Jean-Christophe Rufin l'a assez dit mais sans être vraiment entendu : l'"échec" de sa mission diplomatique au Sénégal ne serait pas grave si cet échec était seulement politique (Paris n'avait pas résisté à la demande de relèvement de M. Rufin par les autorités sénégalaises). Son échec était surtout intellectuel : à Paris, l'échelon politique (la présidence de la République) ne lui semblait pas avisé des représentations, des mémoires, des sensibilités, des attentes des populations locales, de la psychologie propre aux acteurs locaux. D'une certaine manière, la défaite d'Abdoulaye Wade lui a rendu justice. 

Analysé en termes de "gouvernance" de la "politique africaine de la France", le problème posé par Jean-Christophe Rufin est au fond celui-ci : le Quai d'Orsay est le lieu par excellence de connaissance de l'Afrique ─ loin des biais qui viennent d'être rapportés et concurremment à la connaissance des chercheurs ou des journalistes spécialisés. Faute d'être assortie d'une exigence prospectiviste, cette connaissance peut évidemment devenir une force d'inertie ou un pouvoir conservateur, comme lorsque le Quai d'Orsay a pu donner le sentiment, dans le contexte du discours de La Baule de François Mitterrand, qu'au nom de la "stabilité du continent", il préférait le statu quo. 
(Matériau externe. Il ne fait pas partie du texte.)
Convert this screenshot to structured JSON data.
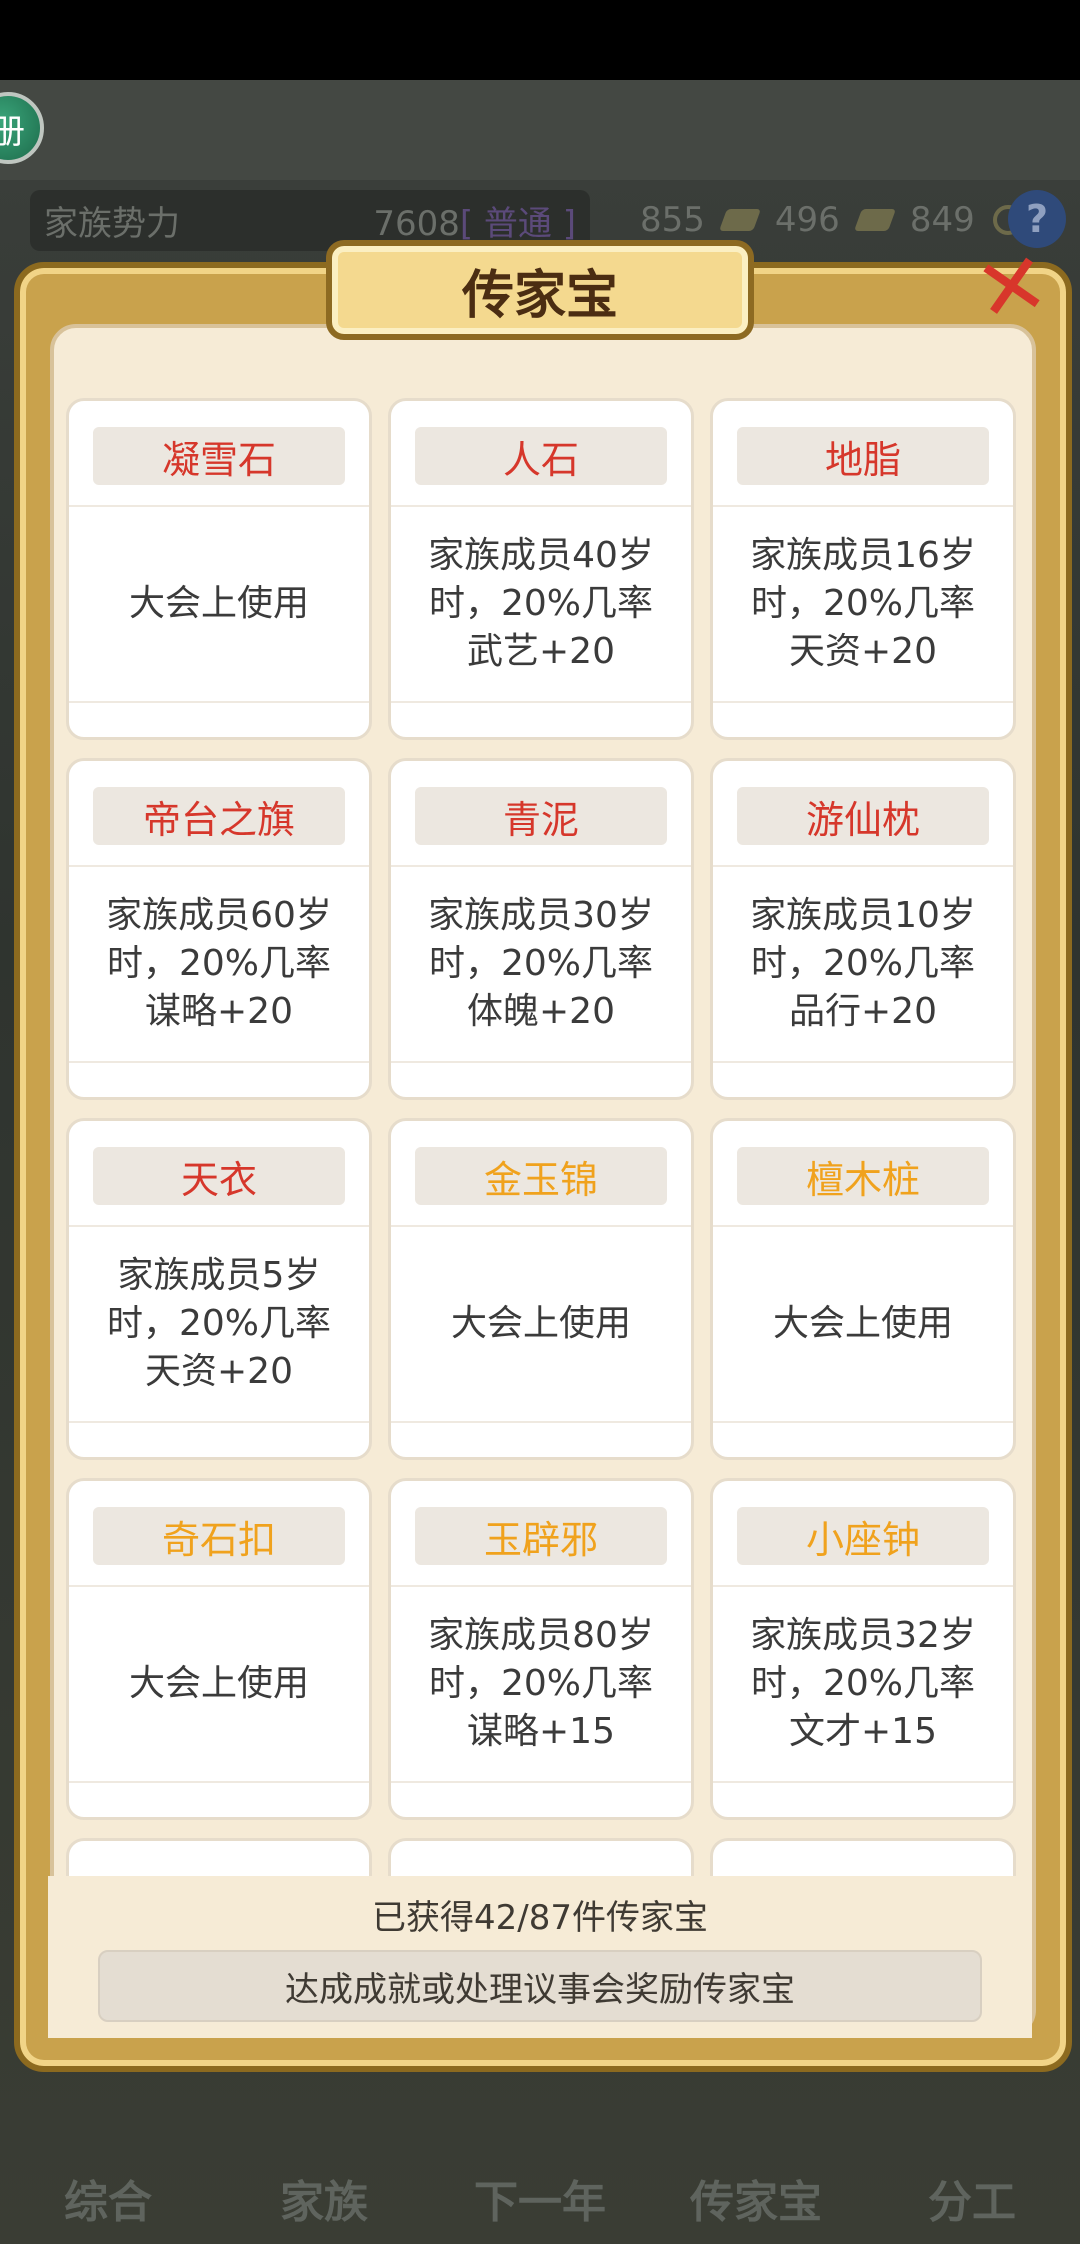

D'un autre côté, l'échelon proprement politique (la présidence de la République) ne peut contenir ou dépasser cette éventuelle force d'inertie qu'à la condition de pouvoir lui opposer des contre-expertises au moins aussi élaborées que celles produites par les directions africaines du Quai. Or l'une des choses les plus extravagantes dans la conception de la "politique africaine de la France" est la constance avec laquelle l'échelon politique à Paris peut s'appuyer ─ avec ou sans l'intention de "court-circuiter" le Quai d'Orsay ─ sur des personnes qui, comme l'a fait remarquer Jean-Christophe Rufin, ne savent au fond des pays africains que ce que leurs dirigeants sont habitués à leur dire. En somme, pas grand-chose sur les sociétés civiles.